The procedural glitch is the latest development in what has become a tangled knot of issues surrounding the operations of Sisters Eagle Airport. The airport under the ownership of Julie and Benny Benson has made significant grant-funded improvements to its runway, added a fuel depot and has hosted increased aviation activity, including a highly regarded student aviation program affiliated with Sisters High School, and a controversial skydiving operation.
The listing in Appendix M as a privately owned, public-use airport of State concern would have little direct impact on the operations of the airport.
"It continues the uses that are currently allowed," Swecker said. "It enables them in statute."
While the airport has seen an increase in traffic and instruction activities, the issue that has raised the greatest concern in the community is the skydiving operation, which is expected to return to action this summer. Some local residents - both in the vicinity of the airport and further out - contend that the aircraft's takeoff pattern and particularly the droning noise of its circling to gain drop altitude is negatively impacting their quality of life.
"Skydiving is the issue," Bruce Mason told The Nugget.
Mason is a member of the steering committee of the local activist group Save Our Skies (SOS).
SOS representatives noted that they are splitting the cost of a facilitator with the airport owners to explore mitigation of the impacts of aircraft noise. Facilitator Anne George is currently assessing the potential for a mitigation agreement.
Both sides have expressed a willingness to "come to the table" - and both sides have said that they've met resistance from the other side.
Julie Benson told The Nugget last week that "SOS is not willing to mitigate (noise impact) - they just want it to stop," Benson said.
SOS members say that is not true. Asked what would constitute mitigation from their point of view, Mason, Karen Hulbert and Susan Springer agreed that a change of takeoff and climbing pattern, changes or reductions in hours and/or days of operation and mechanical modifications to the skydiving aircraft would all be considered forms of mitigation worth considering.
"It would be a substantial noise reduction," Mason said. "We've been saying that all along and have offered suggestions for that... If they did that, 95 percent of the complaints would go away."
Asked last week about mechanical adaptations that could make a difference with propeller noise on the skydiving aircraft - such as installing a three-bladed propeller or adding a muffler - Benson told The Nugget, "Absolutely, I believe there are some mechanical modifications that would help that plane.
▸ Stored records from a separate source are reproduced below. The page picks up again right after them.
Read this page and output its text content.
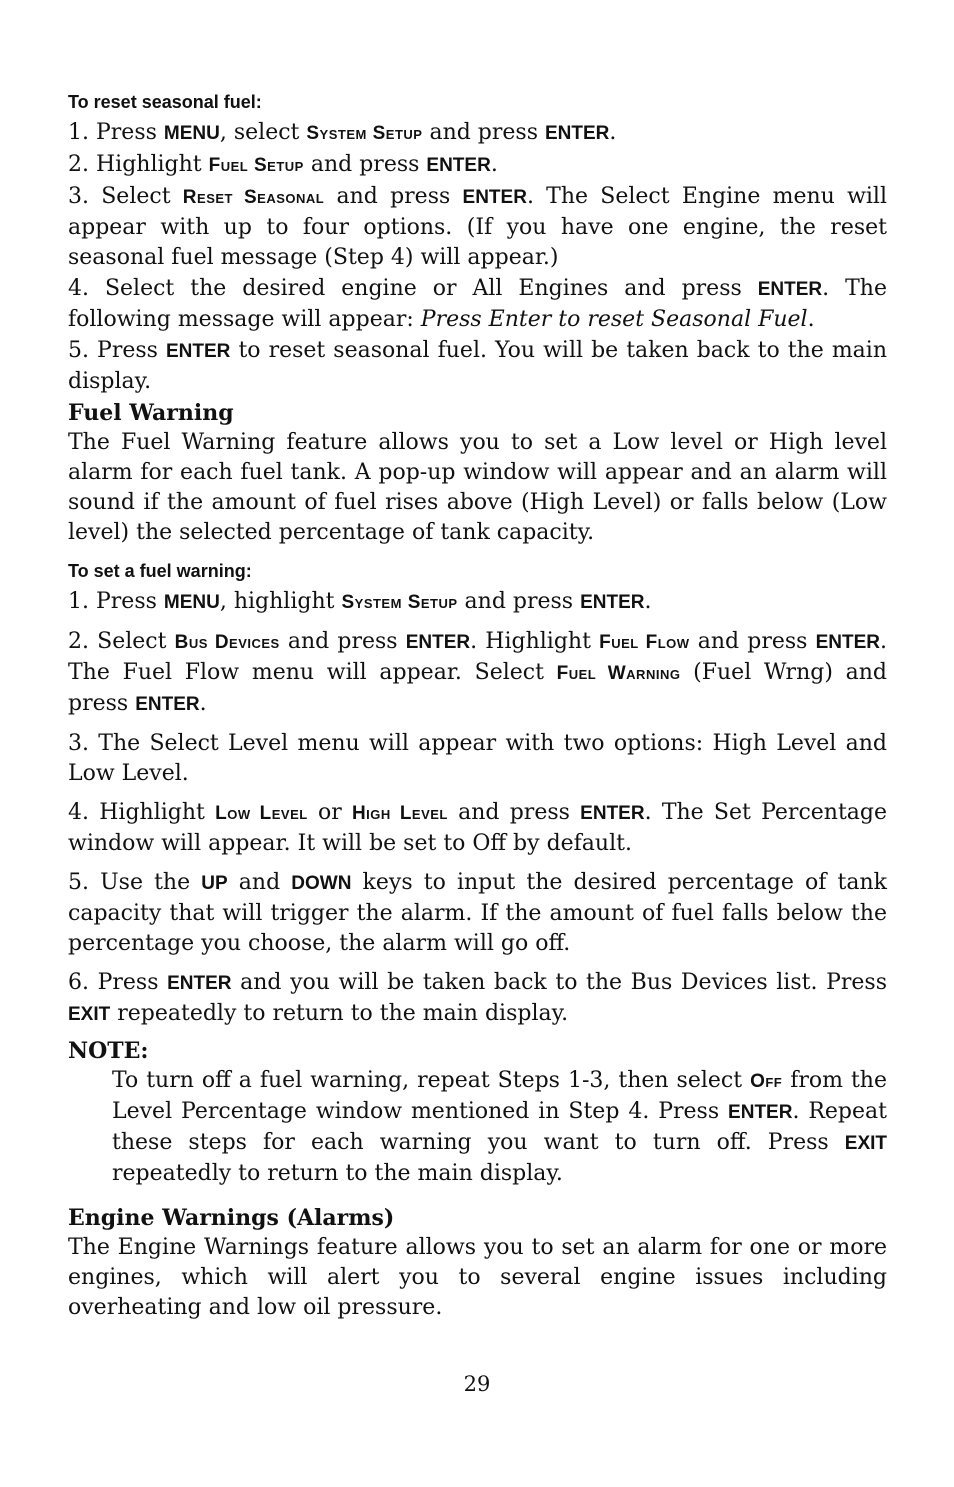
To reset seasonal fuel:

1. Press MENU, select System Setup and press ENTER.

2. Highlight Fuel Setup and press ENTER.

3. Select Reset Seasonal and press ENTER. The Select Engine menu will appear with up to four options. (If you have one engine, the reset seasonal fuel message (Step 4) will appear.)

4. Select the desired engine or All Engines and press ENTER. The following message will appear: Press Enter to reset Seasonal Fuel.

5. Press ENTER to reset seasonal fuel. You will be taken back to the main display.

Fuel Warning

The Fuel Warning feature allows you to set a Low level or High level alarm for each fuel tank. A pop-up window will appear and an alarm will sound if the amount of fuel rises above (High Level) or falls below (Low level) the selected percentage of tank capacity.

To set a fuel warning:

1. Press MENU, highlight System Setup and press ENTER.

2. Select Bus Devices and press ENTER. Highlight Fuel Flow and press ENTER. The Fuel Flow menu will appear. Select Fuel Warning (Fuel Wrng) and press ENTER.

3. The Select Level menu will appear with two options: High Level and Low Level.

4. Highlight Low Level or High Level and press ENTER. The Set Percentage window will appear. It will be set to Off by default.

5. Use the UP and DOWN keys to input the desired percentage of tank capacity that will trigger the alarm. If the amount of fuel falls below the percentage you choose, the alarm will go off.

6. Press ENTER and you will be taken back to the Bus Devices list. Press EXIT repeatedly to return to the main display.

NOTE:

To turn off a fuel warning, repeat Steps 1-3, then select Off from the Level Percentage window mentioned in Step 4. Press ENTER. Repeat these steps for each warning you want to turn off. Press EXIT repeatedly to return to the main display.

Engine Warnings (Alarms)

The Engine Warnings feature allows you to set an alarm for one or more engines, which will alert you to several engine issues including overheating and low oil pressure.

29
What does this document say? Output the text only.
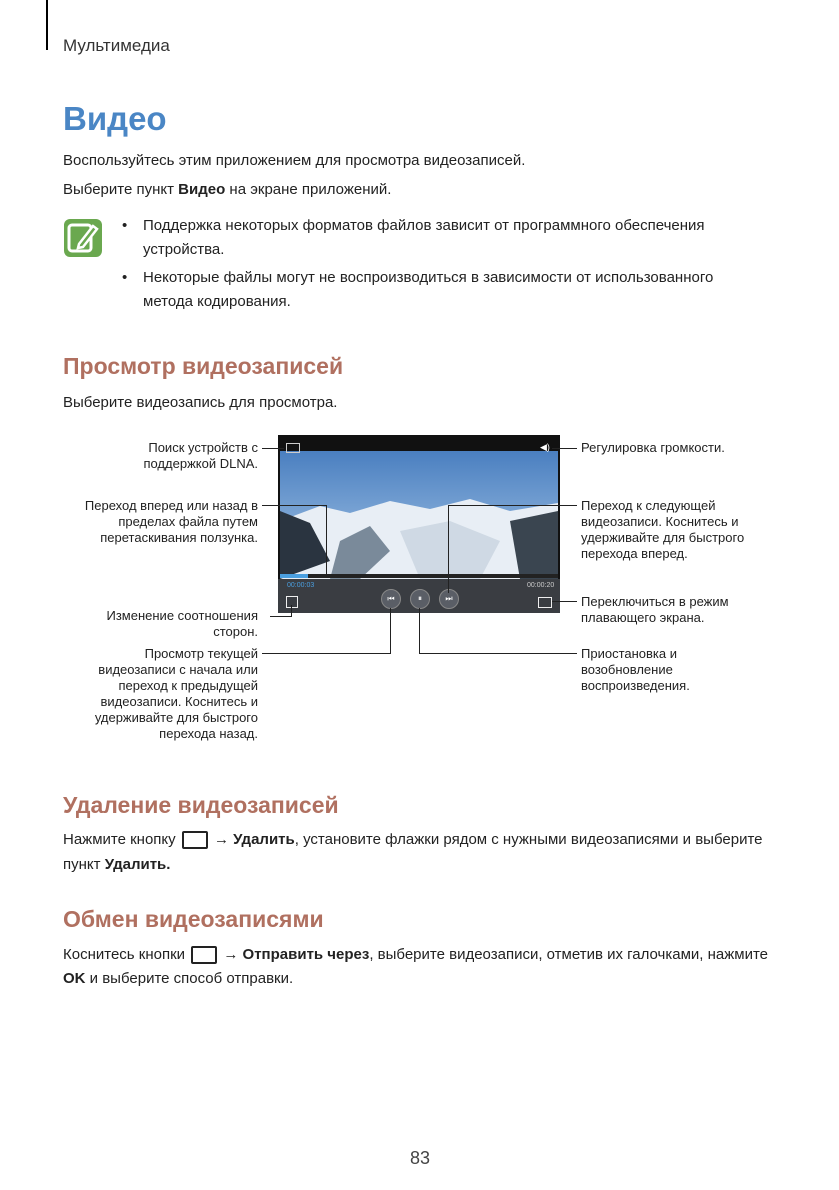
Мультимедиа
Видео
Воспользуйтесь этим приложением для просмотра видеозаписей.
Выберите пункт Видео на экране приложений.
• Поддержка некоторых форматов файлов зависит от программного обеспечения
устройства.
• Некоторые файлы могут не воспроизводиться в зависимости от использованного
метода кодирования.
Просмотр видеозаписей
Выберите видеозапись для просмотра.
◀)
00:00:03	00:00:20
⏮	⏸	⏭
Поиск устройств с
поддержкой DLNA.
Переход вперед или назад в
пределах файла путем
перетаскивания ползунка.
Изменение соотношения
сторон.
Просмотр текущей
видеозаписи с начала или
переход к предыдущей
видеозаписи. Коснитесь и
удерживайте для быстрого
перехода назад.
Регулировка громкости.
Переход к следующей
видеозаписи. Коснитесь и
удерживайте для быстрого
перехода вперед.
Переключиться в режим
плавающего экрана.
Приостановка и
возобновление
воспроизведения.
Удаление видеозаписей
Нажмите кнопку  → Удалить, установите флажки рядом с нужными видеозаписями и выберите
пункт Удалить.
Обмен видеозаписями
Коснитесь кнопки  → Отправить через, выберите видеозаписи, отметив их галочками, нажмите
OK и выберите способ отправки.
83
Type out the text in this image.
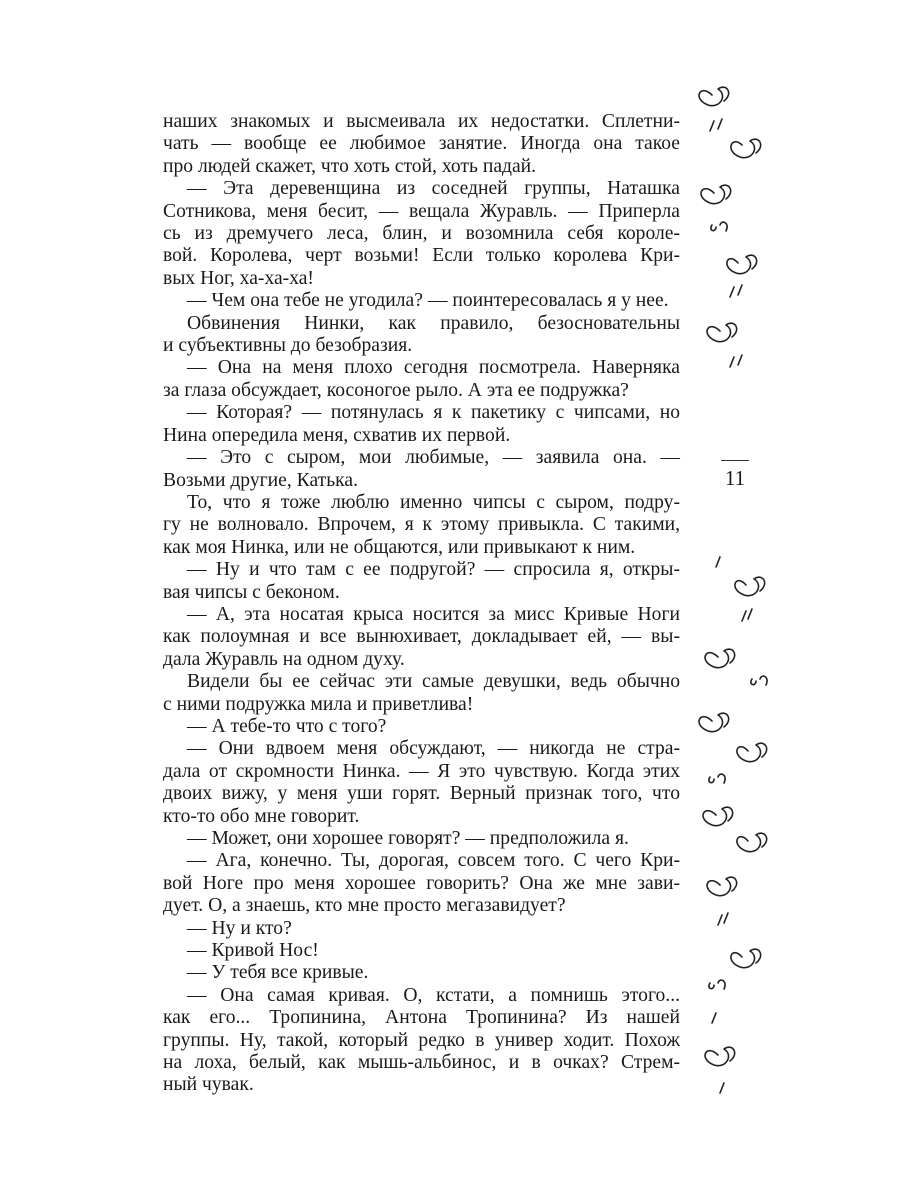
наших знакомых и высмеивала их недостатки. Сплетни-
чать — вообще ее любимое занятие. Иногда она такое
про людей скажет, что хоть стой, хоть падай.
— Эта деревенщина из соседней группы, Наташка
Сотникова, меня бесит, — вещала Журавль. — Приперла
сь из дремучего леса, блин, и возомнила себя короле-
вой. Королева, черт возьми! Если только королева Кри-
вых Ног, ха-ха-ха!
— Чем она тебе не угодила? — поинтересовалась я у нее.
Обвинения Нинки, как правило, безосновательны
и субъективны до безобразия.
— Она на меня плохо сегодня посмотрела. Наверняка
за глаза обсуждает, косоногое рыло. А эта ее подружка?
— Которая? — потянулась я к пакетику с чипсами, но
Нина опередила меня, схватив их первой.
— Это с сыром, мои любимые, — заявила она. —
Возьми другие, Катька.
То, что я тоже люблю именно чипсы с сыром, подру-
гу не волновало. Впрочем, я к этому привыкла. С такими,
как моя Нинка, или не общаются, или привыкают к ним.
— Ну и что там с ее подругой? — спросила я, откры-
вая чипсы с беконом.
— А, эта носатая крыса носится за мисс Кривые Ноги
как полоумная и все вынюхивает, докладывает ей, — вы-
дала Журавль на одном духу.
Видели бы ее сейчас эти самые девушки, ведь обычно
с ними подружка мила и приветлива!
— А тебе-то что с того?
— Они вдвоем меня обсуждают, — никогда не стра-
дала от скромности Нинка. — Я это чувствую. Когда этих
двоих вижу, у меня уши горят. Верный признак того, что
кто-то обо мне говорит.
— Может, они хорошее говорят? — предположила я.
— Ага, конечно. Ты, дорогая, совсем того. С чего Кри-
вой Ноге про меня хорошее говорить? Она же мне зави-
дует. О, а знаешь, кто мне просто мегазавидует?
— Ну и кто?
— Кривой Нос!
— У тебя все кривые.
— Она самая кривая. О, кстати, а помнишь этого...
как его... Тропинина, Антона Тропинина? Из нашей
группы. Ну, такой, который редко в универ ходит. Похож
на лоха, белый, как мышь-альбинос, и в очках? Стрем-
ный чувак.
11
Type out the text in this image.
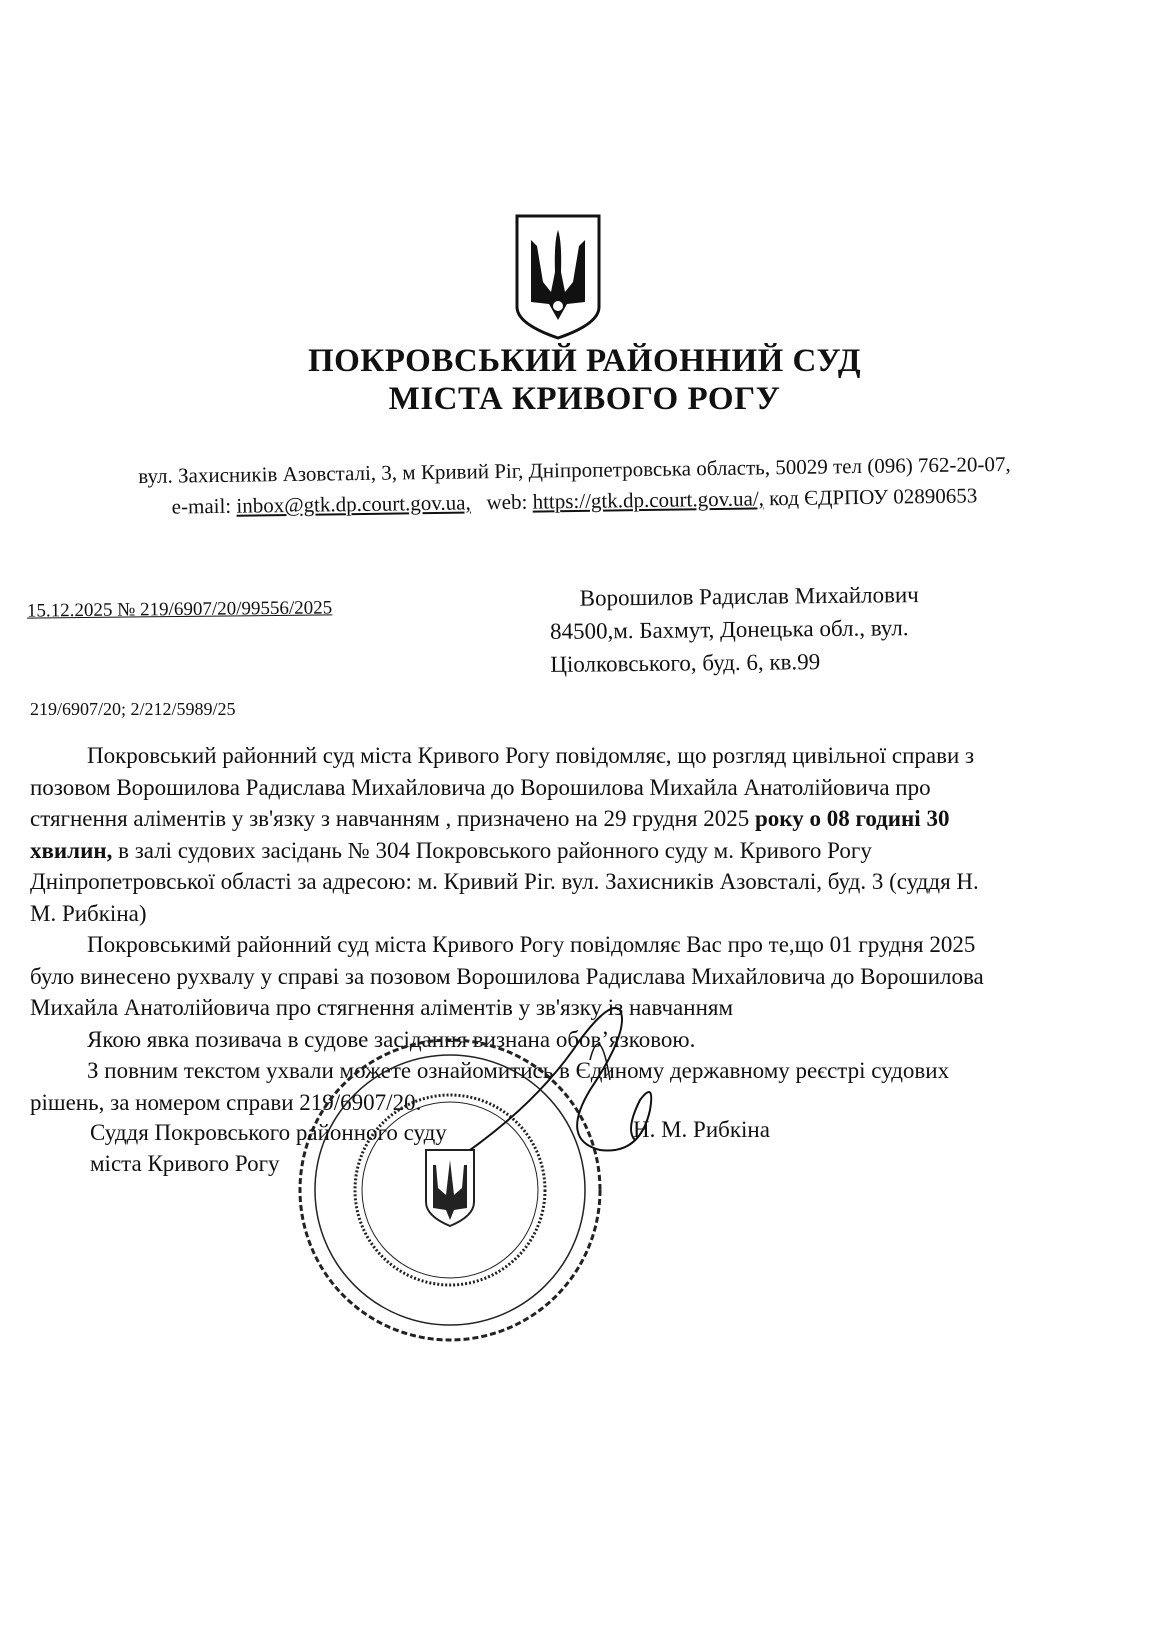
ПОКРОВСЬКИЙ РАЙОННИЙ СУД
МІСТА КРИВОГО РОГУ
вул. Захисників Азовсталі, 3, м Кривий Ріг, Дніпропетровська область, 50029 тел (096) 762-20-07,
e-mail: inbox@gtk.dp.court.gov.ua, web: https://gtk.dp.court.gov.ua/, код ЄДРПОУ 02890653
15.12.2025 № 219/6907/20/99556/2025	Ворошилов Радислав Михайлович
84500,м. Бахмут, Донецька обл., вул.
Ціолковського, буд. 6, кв.99
219/6907/20; 2/212/5989/25
Покровський районний суд міста Кривого Рогу повідомляє, що розгляд цивільної справи з
позовом Ворошилова Радислава Михайловича до Ворошилова Михайла Анатолійовича про
стягнення аліментів у зв'язку з навчанням , призначено на 29 грудня 2025 року о 08 годині 30
хвилин, в залі судових засідань № 304 Покровського районного суду м. Кривого Рогу
Дніпропетровської області за адресою: м. Кривий Ріг. вул. Захисників Азовсталі, буд. 3 (суддя Н.
М. Рибкіна)
Покровськимй районний суд міста Кривого Рогу повідомляє Вас про те,що 01 грудня 2025
було винесено рухвалу у справі за позовом Ворошилова Радислава Михайловича до Ворошилова
Михайла Анатолійовича про стягнення аліментів у зв'язку із навчанням
Якою явка позивача в судове засідання визнана обов’язковою.
З повним текстом ухвали можете ознайомитись в Єдиному державному реєстрі судових
рішень, за номером справи 219/6907/20.
Суддя Покровського районного суду
міста Кривого Рогу
Н. М. Рибкіна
They're expensive. Who's going to pay for that? That's absolutely something that we could bring to the table - if we can get to the table."
Mason suggests that the use of a more powerful plane that could climb more quickly and quietly would be beneficial.
The skydiving operation does not currently have use of the drop zones where parachutists landed last summer. To use the properties where they landed - one alongside Camp Polk Road inside the city limits and one on a hayfield on private property under county jurisdiction - the operation would have to obtain a conditional-use permit, which would require a land-use process including public hearings. The timeline for obtaining permits by the start of the season would be extremely tight and given the likelihood of appeals, probably not
viable.
Without the permits, the skydivers' landing zone would have to be on the airport property.
In addition to the noise- impact controversy, there is an issue regarding a paved "runout" on the airport runway. Senior Deschutes County Planner Peter Russell noted in a memorandum last fall that the paving of the runout in 2015 poses several "challenges" for the County - the first being that it was reportedly done without permits. Additionally, the use is not allowed in the Rural Residential (RR-10) zone and it sits on property not owned by the airport but on the common area owned by the adjacent Eagle Air Estates subdivision.
Also, the runout was reportedly built on lands mapped as wetlands.
The Department of State Lands has not yet made a determination on the wetlands question or any action that might arise from it, and the Eagle Air Estates homeowners association and the airport owners are currently involved in mediation to resolve the issue of the runout intrusion onto the HOA common area.